By Alan Beaulieu on Jan 28, 2020 11:49:03 AM
The US-Mexico-Canada trade agreement passed the Senate and will almost assuredly be signed by President Trump. Then it will be sent to Canada for approval. North America will soon have a new and improved trade agreement, generally known as the USMCA or, in Canada, NAFTA 2.0. We are often asked if this is a good thing for the US. Based on what we know so far, the answer appears to be that it will be potentially beneficial for some segments of the economy. So, it is a good day for freer trade with our two largest trading partners, at least as far as US exports are concerned.
The table below shows the importance of Canada and Mexico to US manufacturers, distributors, and exporters in general:
Exports (billions of USD)
|Canada||-2.6% D||$293.0 (Lowest in 18 months)|
|Mexico||-3.3% D||$256.8 (Declining off a Jan 2019 record high)|
|China||-14.2% A||$106.9 (Rising off a tentative Oct 2019 low)|
|World||-1.4% D||$1,644.1 (Declining off a Feb 2019 record high)|
The table provides for a few quick takeaways. First, we export more to Canada and to Mexico (singularly) than we do to China. In that regard, they are both more important trading partners to the US. Second, the 12/12s are all in negative territory (exports for the last 12 months are below the same time last year). Third, our exports to China have begun to rise, but what you cannot see is that they are rising off the lowest level we have experienced in the last 7.5 years. There is quite a hill to climb. Our exports to these nations and others are bound to improve as the global economy begins to pick up speed in the latter half of this year.
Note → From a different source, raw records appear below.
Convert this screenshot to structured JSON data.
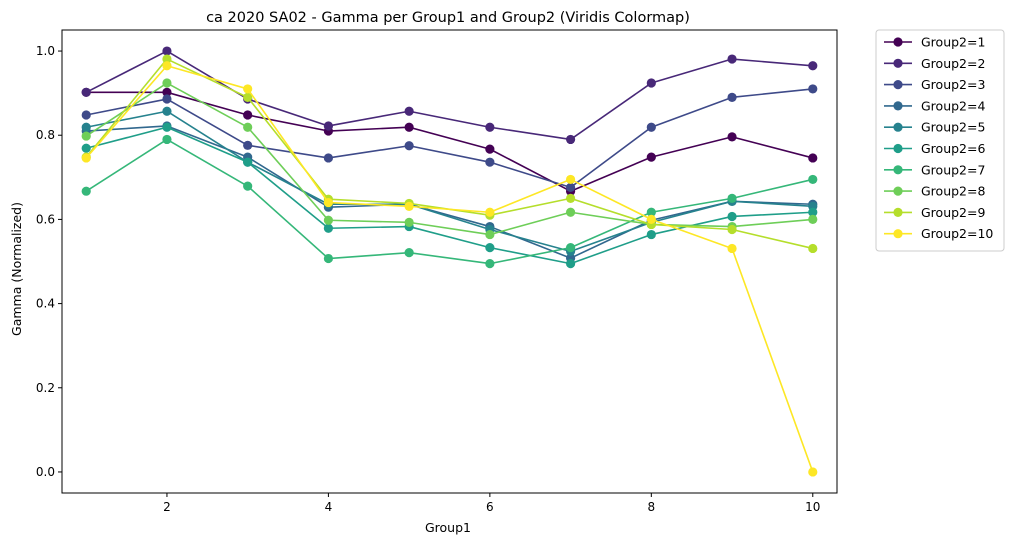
{
  "chart_data": {
    "type": "line",
    "title": "ca 2020 SA02 - Gamma per Group1 and Group2 (Viridis Colormap)",
    "xlabel": "Group1",
    "ylabel": "Gamma (Normalized)",
    "xlim": [
      0.7,
      10.3
    ],
    "ylim": [
      -0.05,
      1.05
    ],
    "xticks": [
      2,
      4,
      6,
      8,
      10
    ],
    "yticks": [
      0.0,
      0.2,
      0.4,
      0.6,
      0.8,
      1.0
    ],
    "ytick_labels": [
      "0.0",
      "0.2",
      "0.4",
      "0.6",
      "0.8",
      "1.0"
    ],
    "legend_position": "outside-top-right",
    "x": [
      1,
      2,
      3,
      4,
      5,
      6,
      7,
      8,
      9,
      10
    ],
    "series": [
      {
        "name": "Group2=1",
        "color": "#440154",
        "values": [
          0.902,
          0.902,
          0.848,
          0.81,
          0.819,
          0.767,
          0.667,
          0.748,
          0.796,
          0.746
        ]
      },
      {
        "name": "Group2=2",
        "color": "#482878",
        "values": [
          0.902,
          1.0,
          0.886,
          0.822,
          0.857,
          0.819,
          0.79,
          0.924,
          0.981,
          0.965
        ]
      },
      {
        "name": "Group2=3",
        "color": "#3e4a89",
        "values": [
          0.848,
          0.886,
          0.776,
          0.746,
          0.775,
          0.736,
          0.676,
          0.819,
          0.89,
          0.91
        ]
      },
      {
        "name": "Group2=4",
        "color": "#31688e",
        "values": [
          0.81,
          0.822,
          0.748,
          0.629,
          0.636,
          0.583,
          0.508,
          0.598,
          0.643,
          0.636
        ]
      },
      {
        "name": "Group2=5",
        "color": "#26828e",
        "values": [
          0.819,
          0.857,
          0.736,
          0.636,
          0.636,
          0.576,
          0.524,
          0.593,
          0.643,
          0.631
        ]
      },
      {
        "name": "Group2=6",
        "color": "#1f9e89",
        "values": [
          0.769,
          0.819,
          0.736,
          0.579,
          0.583,
          0.533,
          0.495,
          0.564,
          0.607,
          0.617
        ]
      },
      {
        "name": "Group2=7",
        "color": "#35b779",
        "values": [
          0.667,
          0.79,
          0.679,
          0.507,
          0.521,
          0.495,
          0.533,
          0.617,
          0.65,
          0.695
        ]
      },
      {
        "name": "Group2=8",
        "color": "#6ece58",
        "values": [
          0.798,
          0.924,
          0.819,
          0.598,
          0.593,
          0.564,
          0.617,
          0.588,
          0.583,
          0.6
        ]
      },
      {
        "name": "Group2=9",
        "color": "#b5de2b",
        "values": [
          0.748,
          0.981,
          0.89,
          0.648,
          0.638,
          0.61,
          0.65,
          0.588,
          0.576,
          0.531
        ]
      },
      {
        "name": "Group2=10",
        "color": "#fde725",
        "values": [
          0.746,
          0.965,
          0.91,
          0.64,
          0.631,
          0.617,
          0.695,
          0.6,
          0.531,
          0.0
        ]
      }
    ]
  }
}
The table below shows the importance of the US to these nations:
Imports (billons of USD)
|Canada||-1.2% Da||$316.3 (Flat to mildly negative)|
|Mexico||3.9% C||$357.6 (Declining off a Sept 2019 record high)|
|China||-13.7% D||$464.5 (Declining off an Oct 2019 record high)|
$2,503.1 (Declining off a May 2019 record high)
The table shows that imports into the US are declining and that China is the largest source of imports. It is interesting to note that our neighbors to the north and south combine to be a much larger source of goods coming into the US. Thus, taken together, they are more important than China in terms of both exports and imports.
The USMCA addresses the automotive industry in several ways. There will be a requirement that 40% of automobile parts be produced in plants that have a minimum wage of $16/hr. This will put some wage pressure on Mexico. Autos must have a regional content of 75% to be tariff-free, and there is a new mandate that automobile manufacturers use North American steel and aluminum. The last requirement will take several years to roll out. Taken as a whole, the agreement should help bolster automobile and parts manufacturing in North America.
Some fear that the agreement will open the flood gates for automobiles from Canada and Mexico into the US. That is not likely to be the case. As is often so, the perception may be out of alignment with reality. The reality is that US light vehicle sales for the 12 months ending with November 2019 totaled $1.154 trillion. Imported light vehicles from Mexico ($50.999 billion) and Canada ($37.464 billion) account for 4.4% and 3.2% of light vehicle sales (assuming the imports are sold and not held in inventory). It is not likely that we will see a major jump in the proportion of imports to sales.
The USMCA also streamlines operations for businesses by updating digital trade and copyright rules and by reducing redundancy. In addition, the agreement is expected to increase certainty in the business community, and that will be welcomed by importers and exporters alike. Not everyone will like every aspect of the agreement, but that is the nature of diplomacy and compromise.